This is not doing what you think. CL_UNSIGNED_INT8 is simply an arbitrary number. It’s a code to represent that you want 8 bits per channel.

If the channel format is CL_UNSIGNED_INT8 then the channel size is 1 (byte). If you want to use sizeof, then do this:

int channel_size = sizeof(cl_uchar);

There are other things that look strange:

int remainder1 = dim[1] % workgroupsize;
   int remainder2 = dim[0] % workgroupsize;

   size_t global_size[] = { dim[1] + workgroup - remainder1, dim[0]
         + workgroup - remainder2 };

First, the value stored in workgroupsize is the maximum work-group size supported by the device, not the work-group size that will be used to execute this particular kernel.

Second, you don’t need to know what work-group size will be used to execute this kernel. It’s not useful information for you in this case.

Third, do not try to tweak the global size based on what the work-group size. Do not remove the remainder (why would you do that?). This is what you should do:

size_t global_size[2] = { dim[1], dim[0]};

This above could be the reason you are seeing different outputs at different times.
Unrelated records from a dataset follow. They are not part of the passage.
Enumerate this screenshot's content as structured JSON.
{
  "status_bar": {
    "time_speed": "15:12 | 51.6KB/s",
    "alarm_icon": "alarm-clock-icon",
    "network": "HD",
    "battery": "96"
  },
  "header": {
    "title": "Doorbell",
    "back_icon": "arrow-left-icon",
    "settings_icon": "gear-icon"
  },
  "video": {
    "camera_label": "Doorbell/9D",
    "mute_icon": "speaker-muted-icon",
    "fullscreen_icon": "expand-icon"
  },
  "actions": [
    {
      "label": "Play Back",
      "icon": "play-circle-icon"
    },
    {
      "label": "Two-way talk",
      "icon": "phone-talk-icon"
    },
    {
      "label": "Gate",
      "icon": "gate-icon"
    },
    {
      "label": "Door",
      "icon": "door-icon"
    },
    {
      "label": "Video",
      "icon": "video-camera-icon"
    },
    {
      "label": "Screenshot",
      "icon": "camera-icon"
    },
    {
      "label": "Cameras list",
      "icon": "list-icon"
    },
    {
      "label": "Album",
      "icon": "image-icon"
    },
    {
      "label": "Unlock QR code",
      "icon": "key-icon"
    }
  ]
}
This code is also not needed:

//Wait for execution of the gauss algorithm
   err = clWaitForEvents(1, &event);
   check(&err);

You don’t need to wait for the kernel to finish because you are using an in-order command queue. That means that the queue will make sure that a command does not start executing a command until all the previously enqueued commands are already finished.

Hey david.garcia,

thanks for your answer.

I implemented the changes you suggested but still I get the three different output images.

It sometimes appears to me, that my kernel isn’t even executed (mostly when the source image is simply “copied” to the destination image). But I can’t see a reason for that…

Do I maybe have a problem with the global_id leaving the image bounds? I actually can’t imagine, especially since I now changed the global_size to the one david.garcia suggested…

I think I need some more hints…